Life Is Meals_ A Food Lover's Book of Days - James Salter [59]
BUTTERMILK
Buttermilk, for centuries a drink of shepherds and milkmaids, is a byproduct of the churning of butter. Slightly sour-tasting and thicker than ordinary milk, it also, contrary to its name, contains less fat. Real buttermilk is not so easy to find. The product that is labeled “cultured buttermilk” is a manufactured replica, but not as good.
LEARNED HAND
Learned Hand, known as the greatest American judge never to serve on the Supreme Court and admired for his many, often-cited decisions, once gave a description of what would be, for him, a perfect day:
A soft, summer day in June would begin with a walk in the garden with his wife and, much later, after a number of other events, a nap with her, then cocktails with all the friends they had valued throughout life. Crowning it all would be a magnificent dinner and afterward, conversation with the most brilliant and glorious figures in history, the climax of which would be Marcus Aurelius turning to Voltaire and saying, “Oh, shut up. I want to hear what Learned Hand has to say.”
BLUEBERRIES
According to Waverly Root, certain Alaskan voles are so fond of blueberries that they have blue teeth during the season. These are wild blueberries, of course, smaller and less sweet than the cultivated variety found in stores and widely agreed to be better in pies.

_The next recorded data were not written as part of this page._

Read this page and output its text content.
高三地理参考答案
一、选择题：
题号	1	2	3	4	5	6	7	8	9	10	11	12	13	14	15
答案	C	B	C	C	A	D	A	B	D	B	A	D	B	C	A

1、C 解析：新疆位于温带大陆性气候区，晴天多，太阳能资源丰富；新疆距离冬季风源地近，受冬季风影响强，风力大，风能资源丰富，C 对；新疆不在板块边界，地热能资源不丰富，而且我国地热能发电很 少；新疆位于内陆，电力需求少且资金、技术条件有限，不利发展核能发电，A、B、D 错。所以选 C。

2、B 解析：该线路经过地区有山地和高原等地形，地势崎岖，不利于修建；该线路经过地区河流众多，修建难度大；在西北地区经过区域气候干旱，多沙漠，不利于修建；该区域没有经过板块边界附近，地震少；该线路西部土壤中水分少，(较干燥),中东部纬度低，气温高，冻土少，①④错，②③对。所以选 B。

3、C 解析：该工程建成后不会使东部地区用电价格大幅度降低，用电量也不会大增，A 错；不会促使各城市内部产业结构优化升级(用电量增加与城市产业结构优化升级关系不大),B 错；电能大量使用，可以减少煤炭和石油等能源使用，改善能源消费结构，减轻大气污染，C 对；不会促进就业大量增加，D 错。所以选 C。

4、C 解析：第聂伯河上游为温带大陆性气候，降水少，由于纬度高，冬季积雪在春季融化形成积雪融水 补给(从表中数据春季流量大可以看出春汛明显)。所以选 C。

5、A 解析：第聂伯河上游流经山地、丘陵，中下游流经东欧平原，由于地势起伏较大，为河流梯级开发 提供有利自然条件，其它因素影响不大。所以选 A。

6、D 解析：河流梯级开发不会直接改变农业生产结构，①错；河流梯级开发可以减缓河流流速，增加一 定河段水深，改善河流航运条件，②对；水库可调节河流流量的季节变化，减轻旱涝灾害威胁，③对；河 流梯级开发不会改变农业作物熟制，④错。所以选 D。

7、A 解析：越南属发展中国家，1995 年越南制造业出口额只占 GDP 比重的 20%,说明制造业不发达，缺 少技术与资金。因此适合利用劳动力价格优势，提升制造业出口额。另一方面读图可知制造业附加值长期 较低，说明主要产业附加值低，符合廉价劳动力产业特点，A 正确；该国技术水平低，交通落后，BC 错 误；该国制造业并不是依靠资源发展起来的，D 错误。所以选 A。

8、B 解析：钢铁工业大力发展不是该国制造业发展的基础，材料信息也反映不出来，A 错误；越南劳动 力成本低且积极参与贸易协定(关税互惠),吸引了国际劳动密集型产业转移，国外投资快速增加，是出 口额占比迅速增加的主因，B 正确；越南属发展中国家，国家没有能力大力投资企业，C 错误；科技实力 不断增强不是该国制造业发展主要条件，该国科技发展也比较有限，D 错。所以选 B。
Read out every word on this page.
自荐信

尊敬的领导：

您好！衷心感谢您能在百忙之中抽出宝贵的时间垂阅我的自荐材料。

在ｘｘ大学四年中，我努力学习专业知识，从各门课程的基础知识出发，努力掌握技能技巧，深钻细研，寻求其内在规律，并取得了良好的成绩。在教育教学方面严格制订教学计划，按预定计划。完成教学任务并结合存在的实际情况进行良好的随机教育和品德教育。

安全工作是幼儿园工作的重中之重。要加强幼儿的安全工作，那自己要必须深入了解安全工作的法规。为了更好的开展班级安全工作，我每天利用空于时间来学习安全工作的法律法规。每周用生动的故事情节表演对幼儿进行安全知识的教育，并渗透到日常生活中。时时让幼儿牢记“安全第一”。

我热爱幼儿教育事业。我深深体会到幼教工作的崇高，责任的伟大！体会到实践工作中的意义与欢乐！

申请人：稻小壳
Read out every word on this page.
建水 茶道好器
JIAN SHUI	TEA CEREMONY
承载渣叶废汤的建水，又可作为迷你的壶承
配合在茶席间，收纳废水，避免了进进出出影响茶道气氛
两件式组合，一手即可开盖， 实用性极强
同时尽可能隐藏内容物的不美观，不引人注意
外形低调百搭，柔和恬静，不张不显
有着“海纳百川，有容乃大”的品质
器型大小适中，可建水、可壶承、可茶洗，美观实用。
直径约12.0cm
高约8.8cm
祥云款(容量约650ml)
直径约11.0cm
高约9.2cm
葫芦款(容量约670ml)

Barbara Stone, who ran a modeling agency in New York and is an expert cook, has the following recipe for an open blueberry pie that takes no more than twenty minutes to prepare, with superior results.
BLUEBERRY PIE
1 cup blueberries, mashed
¾ cup sugar
½ cup water
2 tablespoons cornstarch
3 cups whole blueberries
In a saucepan, cook the first four ingredients over high heat, stirring into a thick sauce (it thickens suddenly). Remove from the stove and immediately mix in the three cups of whole blueberries. Put into a baked pie shell—the best quality frozen pie shell available. Serve with whipped or ice cream.
DINNER COMPANIONS
Epicurus, Montaigne, and many others offer the same advice: choose the companions first. Certain people will be better with certain others. A few will go well with anybody.
Once in London, Robert Ginna, at the time a film producer and afterward editor in chief of Little, Brown and Company, was invited with his wife to dinner at the Savoy. The host was a wealthy man who had racehorses and also a stunning French mistress who was present, along with the host’s son and daughter-in-law. Ginna sat next to the mistress, who was wearing emeralds and who, throughout the meal, ignored him until the very end, when for a few dizzying minutes she directed her full powers at him. He imagined he behaved normally.
Afterward they all walked to the bar. Margaret, Ginna’s wife, was walking beside him. “That’s all right, darling,” she consoled him in a low voice. “When you get to be his age, you can have one, too. Every boy should.”
FETA
In an ordinary small grocery store in Greece there will often be three or four containers of differing qualities of feta, white and crumbly the signature cheese of Greece. Feta, like the French Roquefort, is made from sheep’s milk. At a certain point, its ripening is arrested with brine, and the cheese stays in brine to keep its freshness and flavor. It is sold in bulk, the amount you desire being cut off and weighed. Feta, in Greek, means “slice.”